Responses whose amplitude ranges from 30% of the thickness to 60% of the thickness exhibit a number of characteristics. Some are simple periodic, others show period-doubling, and others still show quasiperiodicity. See Figs. 26, 27, 28, 29, 30 and 31.

Fig. 31

a (Upper left) the response history returns to simple periodic behavior at 60% of the beam thickness. b (Upper right) The Poincare map, again, converges to a point. c (Lower left) the time–phase history is a simple helix. d (Lower right) the velocity response is also simple harmonic

For increasing forcing amplitudes, the system response amplitude varies non-monotonically between 60 and 80% of the beam thickness for excitation forces between 500 and 650 N. In this range, simple harmonic, quasiperiodic, and even chaotic behavior appears. Consider Fig. 32a, d. Figure 31a shows simple periodic behavior 1600 forcing periods after the linear estimate for transient settling.

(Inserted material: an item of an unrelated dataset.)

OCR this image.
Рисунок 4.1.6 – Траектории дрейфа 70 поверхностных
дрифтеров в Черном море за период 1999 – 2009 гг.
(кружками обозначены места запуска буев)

However, Fig. 31d shows chaos 200 forcing periods after this settling time has passed. The chaos now disappears (see Fig. 32) well after the linear settling time.

Fig. 32

a (Upper left) the response history returns to simple periodic behavior at 60% of the beam thickness. b (Upper right) The Poincare map exhibits chaos, but eventually converges to a point. c (Lower left) the time-phase history at the end of the simulation is a simple helix. d (Lower right) the velocity response early in the estimated steady solution is chaotic

Near 650 N, the response amplitude suddenly jumps to 100% of the beam thickness, and the response is again periodic (though it exhibits higher harmonic behavior). See figure (Fig. 33)

Fig. 33

a (Upper left) the response history is periodic behavior with an amplitude that is 100% of the beam thickness. b ( Upper right) The Poincare map converges to a point. c (Lower left) the time-phase history at the end of the simulation is helical, with small return coils indicative of higher harmonic influences on the response. d (Lower right) the velocity response is also periodic, showing higher harmonic behavior

This periodicity appears to continue as the forcing amplitude increases, even up to 900 N where, again, chaos is only evident early in the expected steady response.

Fig. 34

a (Upper left) the response history is periodic behavior with an amplitude that is over 100% of the beam thickness. b (Upper right) The Poincare map converges to a point after capturing chaotic behavior early in the predicted steady response. c (Lower left) the time-phase history at the end of the simulation is helical, with a small return coils indicative of higher harmonic influences on the response. d (Lower right) the velocity response early in the expected steady response shows chaos

The onset of chaos early in the predicted steady response in Fig. 32 suggests that harmonic balance may no longer be valid when vibrations amplitude exceed 60% of the beam thickness (Fig. 34).